We liaised with key department heads to identify pain points within their current processes and map out the lifecycle of a customer order from inception to completion. Additionally we gathered a ‘wishlist’ from frontline staff, advising them to focus on features of a system that would improve productivity, minimise customer issues and prevent errors. Using this information we were able to streamline and improve the company’s existing ordering system by moving everything online and automating as much of the process as possible.
The system was going to be adopted by thousands of users in multiple countries, speaking different languages and of varying degrees of technical knowledge. Therefore when designing and developing we focused on simplicity, intuitiveness and automation.
At each stage of the process we only ever request the minimum amount of information required from the end user. Wherever possible, information is auto-filled from their account details and/or order history, speeding up interactions and minimising human error.
One of the major pain points we identified during the research stage of the project was the problem of overdue orders. Our solution to this issue begins by ensuring that users are always aware of the status of their existing orders on the system – the first piece of information visible upon accessing the system is the total number of outstanding and overdue orders on your account. These are colour coded for maximum impact – turning amber then red depending on the length of time the order has been overdue.
In addition to the visual cues within the dashboard, the system will also inform users via email when an order becomes overdue. These warnings increase in frequency based on the length of time an order has been overdue, initially going to the person named on an order before being sent to the account supervisor in extreme instances.
The result of these implementations was a reduction in the percentage of orders that reach ‘outstanding’ status, and the complete removal manual chasing of the majority of overdue orders.
Multi-lingual support was integrated into the system via an intelligent combination of automatic and manual translation processes. We used a trusted language consultant to manually translate the static text content throughout the system, to ensure that the most important text was human-readable in the languages required.
As a fallback and for dynamically added text we used Google Translate to automatically convert any untranslated text into the language selected by the user. This ensures that all text is readable by non-English users in their native language, whether or not the non-English translation has been manually added to the system.
Language preference is both auto-detected and stored as a preference on your account once selected by a user.

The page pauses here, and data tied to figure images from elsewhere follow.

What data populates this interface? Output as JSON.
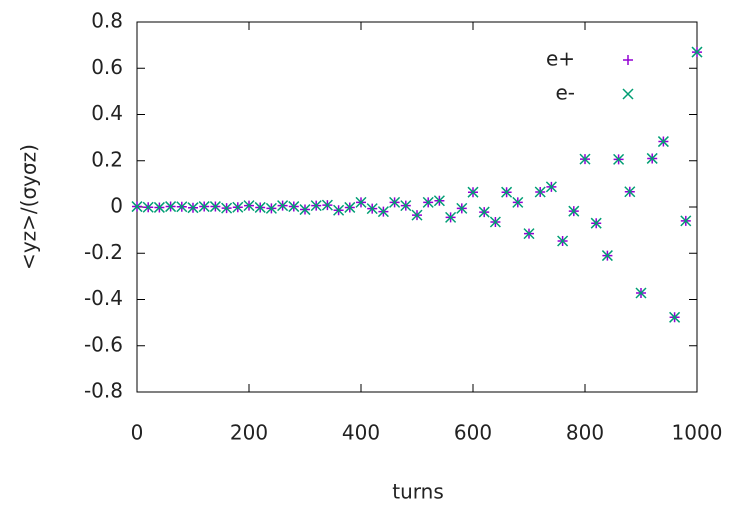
{
  "chart_data": {
    "type": "scatter",
    "xlabel": "turns",
    "ylabel": "<yz>/(σyσz)",
    "xlim": [
      0,
      1000
    ],
    "ylim": [
      -0.8,
      0.8
    ],
    "xticks": [
      0,
      200,
      400,
      600,
      800,
      1000
    ],
    "yticks": [
      -0.8,
      -0.6,
      -0.4,
      -0.2,
      0,
      0.2,
      0.4,
      0.6,
      0.8
    ],
    "legend_position": "upper-right",
    "x": [
      0,
      20,
      40,
      60,
      80,
      100,
      120,
      140,
      160,
      180,
      200,
      220,
      240,
      260,
      280,
      300,
      320,
      340,
      360,
      380,
      400,
      420,
      440,
      460,
      480,
      500,
      520,
      540,
      560,
      580,
      600,
      620,
      640,
      660,
      680,
      700,
      720,
      740,
      760,
      780,
      800,
      820,
      840,
      860,
      880,
      900,
      920,
      940,
      960,
      980,
      1000
    ],
    "series": [
      {
        "name": "e+",
        "color": "#9400d3",
        "marker": "plus",
        "values": [
          0.002,
          -0.001,
          -0.002,
          0.002,
          0.001,
          -0.003,
          0.002,
          0.002,
          -0.005,
          -0.001,
          0.006,
          -0.002,
          -0.006,
          0.006,
          0.002,
          -0.011,
          0.006,
          0.008,
          -0.014,
          -0.002,
          0.02,
          -0.007,
          -0.02,
          0.02,
          0.006,
          -0.035,
          0.02,
          0.027,
          -0.045,
          -0.006,
          0.064,
          -0.022,
          -0.065,
          0.064,
          0.02,
          -0.115,
          0.065,
          0.087,
          -0.147,
          -0.018,
          0.207,
          -0.07,
          -0.21,
          0.206,
          0.066,
          -0.372,
          0.21,
          0.283,
          -0.477,
          -0.06,
          0.67
        ]
      },
      {
        "name": "e-",
        "color": "#009e73",
        "marker": "cross",
        "values": [
          0.002,
          -0.001,
          -0.002,
          0.002,
          0.001,
          -0.003,
          0.002,
          0.002,
          -0.005,
          -0.001,
          0.006,
          -0.002,
          -0.006,
          0.006,
          0.002,
          -0.011,
          0.006,
          0.008,
          -0.014,
          -0.002,
          0.02,
          -0.007,
          -0.02,
          0.02,
          0.006,
          -0.035,
          0.02,
          0.027,
          -0.045,
          -0.006,
          0.064,
          -0.022,
          -0.065,
          0.064,
          0.02,
          -0.115,
          0.065,
          0.087,
          -0.147,
          -0.018,
          0.207,
          -0.07,
          -0.21,
          0.206,
          0.066,
          -0.372,
          0.21,
          0.283,
          -0.477,
          -0.06,
          0.67
        ]
      }
    ]
  }
}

Several communication methods are employed within the system to guide users should they encounter any issues. An updatable help section is maintained by The Wheel Company where they provide answers commonly asked questions, allowing users to find instant answers to their queries.
A notification facility is used to relay important or time-sensitive information to all users at once, for example to inform them of planned maintenance or service interruptions.
The system was built with flexibility in mind, and post-launch several new features have been added in order to respond to user feedback. This flexibility has also allowed The Wheel Company to repurpose the system with customisations tailored to fit the requirements of their individual service contracts on a per client basis.